Approved Network Service Vendor (NSV) List
- ABILITY Network (including IVANS)
- American Health Data Services, Inc. (AHDS)
- AXIOM Systems, Inc.
- Cortex EDI, Inc.
- Dorado Systems, Inc.
- ECC Technologies’ RAPID Network
- Episode Alert, LLC
- McKesson CareBridge
- MEDTranDirect, Inc.
- MedXpress (ICS Software)
- Nebo Systems, Inc.
- Optimum Management, Inc.
The Inquiry Menu allows you to check the status of claims, including how to check for Additional Development Requests (ADRs), claims summary, Medicare check history, Part A payment totals, view inquiry screens to check the validity of diagnosis codes, revenue codes, HCPCS codes, and review reason code narratives. The menu options shown in bold text are those that you will use most often.

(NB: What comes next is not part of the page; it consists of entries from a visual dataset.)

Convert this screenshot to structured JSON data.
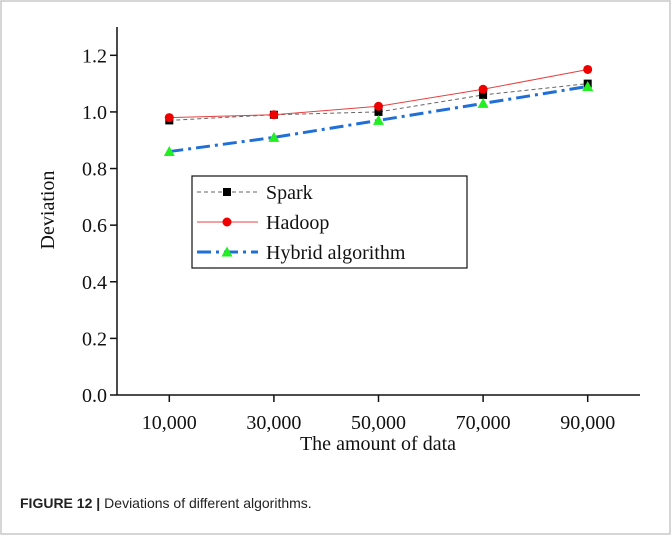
{
  "chart_data": {
    "type": "line",
    "xlabel": "The amount of data",
    "ylabel": "Deviation",
    "x": [
      10000,
      30000,
      50000,
      70000,
      90000
    ],
    "xlim": [
      0,
      100000
    ],
    "xticks": [
      {
        "value": 10000,
        "label": "10,000"
      },
      {
        "value": 30000,
        "label": "30,000"
      },
      {
        "value": 50000,
        "label": "50,000"
      },
      {
        "value": 70000,
        "label": "70,000"
      },
      {
        "value": 90000,
        "label": "90,000"
      }
    ],
    "ylim": [
      0,
      1.3
    ],
    "yticks": [
      {
        "value": 0,
        "label": "0.0"
      },
      0.2,
      0.4,
      0.6,
      0.8,
      {
        "value": 1,
        "label": "1.0"
      },
      1.2
    ],
    "series": [
      {
        "name": "Spark",
        "color": "#666666",
        "marker_color": "#000000",
        "marker": "square",
        "dash": "4 3",
        "width": 1,
        "values": [
          0.97,
          0.99,
          1.0,
          1.06,
          1.1
        ]
      },
      {
        "name": "Hadoop",
        "color": "#e84040",
        "marker_color": "#ee0000",
        "marker": "circle",
        "dash": "none",
        "width": 1,
        "values": [
          0.98,
          0.99,
          1.02,
          1.08,
          1.15
        ]
      },
      {
        "name": "Hybrid algorithm",
        "color": "#1f6fd6",
        "marker_color": "#22ee22",
        "marker": "triangle",
        "dash": "14 5 3 5",
        "width": 3,
        "values": [
          0.86,
          0.91,
          0.97,
          1.03,
          1.09
        ]
      }
    ],
    "legend": "center-left"
  },
  "caption": {
    "label": "FIGURE 12 |",
    "text": "Deviations of different algorithms."
  }
}
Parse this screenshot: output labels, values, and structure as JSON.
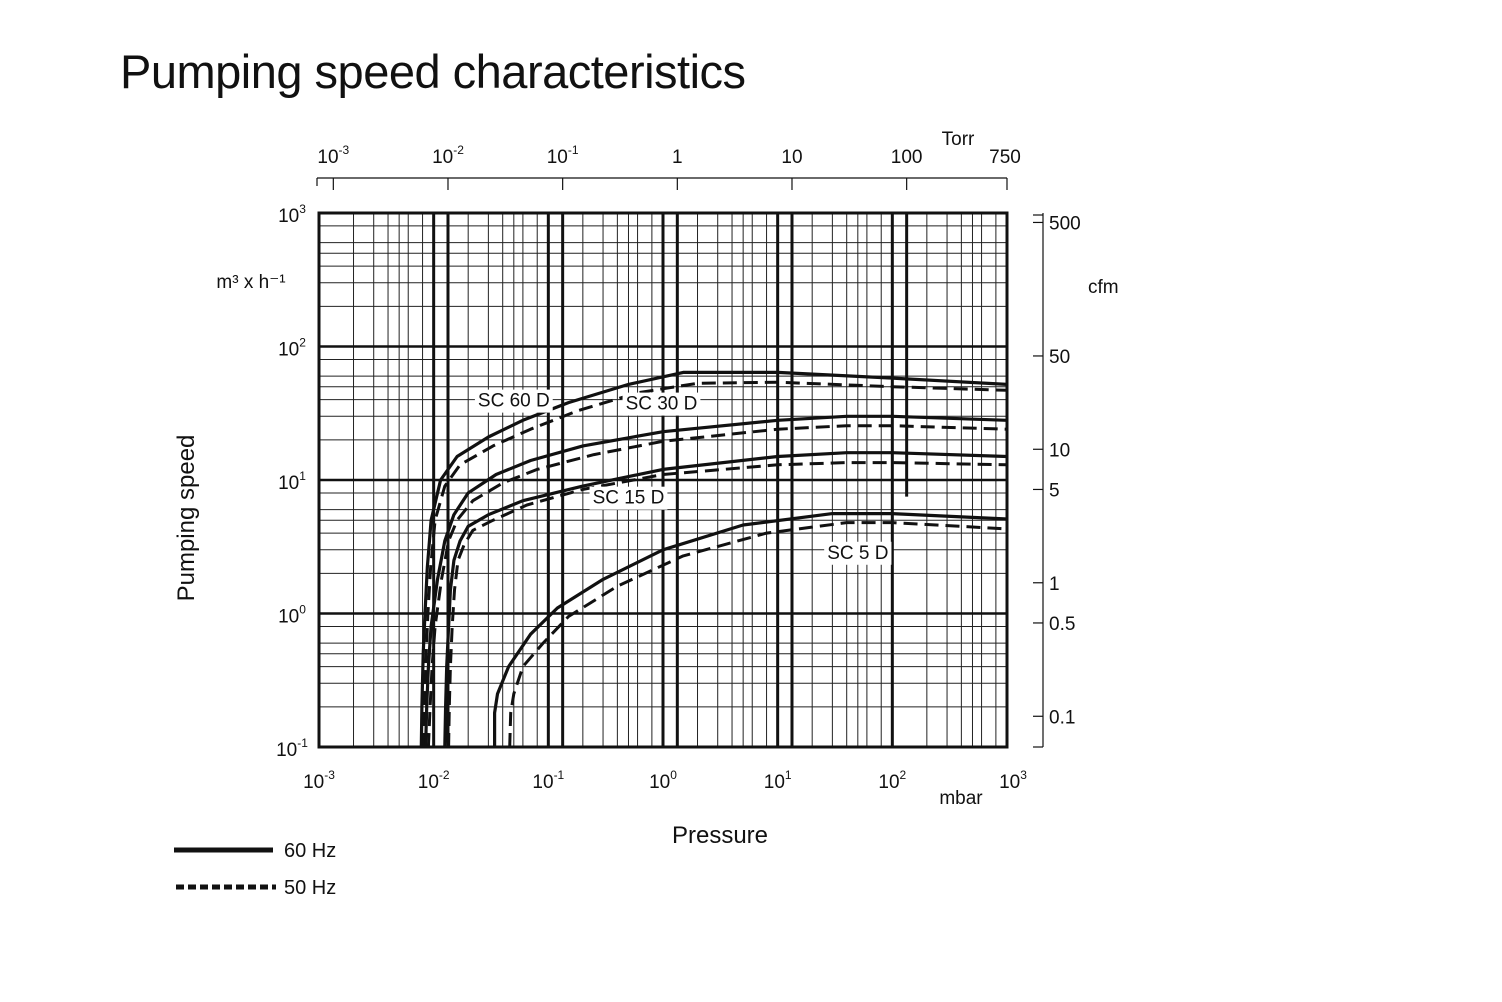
{
  "title": "Pumping speed characteristics",
  "chart_data": {
    "type": "line",
    "title": "Pumping speed characteristics",
    "xlabel": "Pressure",
    "ylabel": "Pumping speed",
    "x_unit": "mbar",
    "y_unit": "m³ x h⁻¹",
    "x_scale": "log",
    "y_scale": "log",
    "xlim": [
      0.001,
      1000
    ],
    "ylim": [
      0.1,
      1000
    ],
    "grid": true,
    "x_ticks": [
      {
        "base": "10",
        "exp": "-3",
        "value": 0.001
      },
      {
        "base": "10",
        "exp": "-2",
        "value": 0.01
      },
      {
        "base": "10",
        "exp": "-1",
        "value": 0.1
      },
      {
        "base": "10",
        "exp": "0",
        "value": 1
      },
      {
        "base": "10",
        "exp": "1",
        "value": 10
      },
      {
        "base": "10",
        "exp": "2",
        "value": 100
      },
      {
        "base": "10",
        "exp": "3",
        "value": 1000
      }
    ],
    "y_ticks": [
      {
        "base": "10",
        "exp": "3",
        "value": 1000
      },
      {
        "base": "10",
        "exp": "2",
        "value": 100
      },
      {
        "base": "10",
        "exp": "1",
        "value": 10
      },
      {
        "base": "10",
        "exp": "0",
        "value": 1
      },
      {
        "base": "10",
        "exp": "-1",
        "value": 0.1
      }
    ],
    "top_axis": {
      "unit": "Torr",
      "ticks": [
        {
          "label": "10",
          "exp": "-3",
          "value": 0.001
        },
        {
          "label": "10",
          "exp": "-2",
          "value": 0.01
        },
        {
          "label": "10",
          "exp": "-1",
          "value": 0.1
        },
        {
          "label": "1",
          "exp": "",
          "value": 1
        },
        {
          "label": "10",
          "exp": "",
          "value": 10
        },
        {
          "label": "100",
          "exp": "",
          "value": 100
        },
        {
          "label": "750",
          "exp": "",
          "value": 750
        }
      ]
    },
    "right_axis": {
      "unit": "cfm",
      "ticks": [
        {
          "label": "500",
          "value": 500
        },
        {
          "label": "50",
          "value": 50
        },
        {
          "label": "10",
          "value": 10
        },
        {
          "label": "5",
          "value": 5
        },
        {
          "label": "1",
          "value": 1
        },
        {
          "label": "0.5",
          "value": 0.5
        },
        {
          "label": "0.1",
          "value": 0.1
        }
      ]
    },
    "legend": [
      {
        "label": "60 Hz",
        "style": "solid"
      },
      {
        "label": "50 Hz",
        "style": "dashed"
      }
    ],
    "models": [
      {
        "name": "SC 60 D",
        "label_at": {
          "x": 0.05,
          "y": 40
        }
      },
      {
        "name": "SC 30 D",
        "label_at": {
          "x": 0.97,
          "y": 38
        }
      },
      {
        "name": "SC 15 D",
        "label_at": {
          "x": 0.5,
          "y": 7.5
        }
      },
      {
        "name": "SC 5 D",
        "label_at": {
          "x": 50,
          "y": 2.9
        }
      }
    ],
    "series": [
      {
        "name": "SC 60 D",
        "frequency": "60 Hz",
        "style": "solid",
        "x": [
          0.0078,
          0.0079,
          0.0081,
          0.0084,
          0.0088,
          0.0095,
          0.0115,
          0.016,
          0.03,
          0.06,
          0.15,
          0.5,
          1.5,
          10,
          100,
          1000
        ],
        "y": [
          0.1,
          0.2,
          0.5,
          1,
          2.2,
          5,
          10,
          15,
          21,
          28,
          38,
          52,
          64,
          64,
          58,
          52
        ]
      },
      {
        "name": "SC 60 D",
        "frequency": "50 Hz",
        "style": "dashed",
        "x": [
          0.0082,
          0.0083,
          0.0086,
          0.0089,
          0.0094,
          0.0103,
          0.0125,
          0.017,
          0.033,
          0.07,
          0.18,
          0.6,
          2,
          10,
          100,
          1000
        ],
        "y": [
          0.1,
          0.2,
          0.5,
          1,
          2.2,
          5,
          9,
          13,
          18,
          24,
          33,
          45,
          53,
          54,
          50,
          47
        ]
      },
      {
        "name": "SC 30 D",
        "frequency": "60 Hz",
        "style": "solid",
        "x": [
          0.0085,
          0.0087,
          0.009,
          0.0095,
          0.0108,
          0.0125,
          0.015,
          0.02,
          0.035,
          0.07,
          0.2,
          1,
          10,
          40,
          100,
          1000
        ],
        "y": [
          0.1,
          0.2,
          0.4,
          0.8,
          1.8,
          3.5,
          5.5,
          8,
          11,
          14,
          18,
          23,
          28,
          30,
          30,
          28
        ]
      },
      {
        "name": "SC 30 D",
        "frequency": "50 Hz",
        "style": "dashed",
        "x": [
          0.009,
          0.0093,
          0.0097,
          0.0103,
          0.0117,
          0.0135,
          0.016,
          0.022,
          0.04,
          0.08,
          0.25,
          1,
          10,
          40,
          100,
          1000
        ],
        "y": [
          0.1,
          0.2,
          0.4,
          0.8,
          1.8,
          3.5,
          5,
          7,
          9.5,
          12,
          15.5,
          19.5,
          24,
          25.5,
          25.5,
          24
        ]
      },
      {
        "name": "SC 15 D",
        "frequency": "60 Hz",
        "style": "solid",
        "x": [
          0.0125,
          0.0127,
          0.013,
          0.0135,
          0.014,
          0.015,
          0.017,
          0.02,
          0.03,
          0.06,
          0.2,
          1,
          10,
          40,
          100,
          1000
        ],
        "y": [
          0.1,
          0.2,
          0.4,
          0.8,
          1.5,
          2.5,
          3.5,
          4.5,
          5.5,
          7,
          9,
          12,
          15,
          16,
          16,
          15
        ]
      },
      {
        "name": "SC 15 D",
        "frequency": "50 Hz",
        "style": "dashed",
        "x": [
          0.0135,
          0.0137,
          0.014,
          0.0145,
          0.0152,
          0.0163,
          0.0185,
          0.022,
          0.033,
          0.065,
          0.2,
          1,
          10,
          40,
          100,
          1000
        ],
        "y": [
          0.1,
          0.2,
          0.4,
          0.8,
          1.5,
          2.5,
          3.3,
          4.2,
          5,
          6.5,
          8.5,
          11,
          13,
          13.5,
          13.5,
          13
        ]
      },
      {
        "name": "SC 5 D",
        "frequency": "60 Hz",
        "style": "solid",
        "x": [
          0.034,
          0.034,
          0.036,
          0.045,
          0.07,
          0.12,
          0.3,
          1,
          5,
          30,
          100,
          1000
        ],
        "y": [
          0.1,
          0.18,
          0.25,
          0.4,
          0.7,
          1.1,
          1.8,
          3,
          4.6,
          5.6,
          5.6,
          5.1
        ]
      },
      {
        "name": "SC 5 D",
        "frequency": "50 Hz",
        "style": "dashed",
        "x": [
          0.046,
          0.047,
          0.05,
          0.06,
          0.09,
          0.15,
          0.4,
          1.5,
          8,
          40,
          100,
          1000
        ],
        "y": [
          0.1,
          0.18,
          0.25,
          0.4,
          0.6,
          0.95,
          1.6,
          2.7,
          4.0,
          4.8,
          4.8,
          4.3
        ]
      }
    ]
  }
}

About Status/Location Codes
- As billing transactions process in FISS, they move through various stages of the system. These stages are identified by status/location codes and provide information about what’s happening to the claim.
- There are six status codes that are represented in FISS by one letter (e.g., P for Paid).
- Locations further define what is happening to a billing transaction in a particular status. Locations are 5-character positions that follow the status code (e.g., P B9997; where P is the status and B9997 is the location).
Monitoring your Billing Transactions
- Check your billing transactions at least once a week
- You may need to take additional action after you have submitted them
- Some claims may be returned to the provider (RTPd) due to missing, incorrect, or incomplete information
- You will need to access your billing transactions in the Return to Provider (RTP) to make the necessary corrections.
- When a claim is corrected from the RTP file, it will receive a new receipt date.
- When you sign on to FISS, you should:
- Correct any billing transactions that are in your RTP file.
- Respond to any Additional Development Requests (ADRs).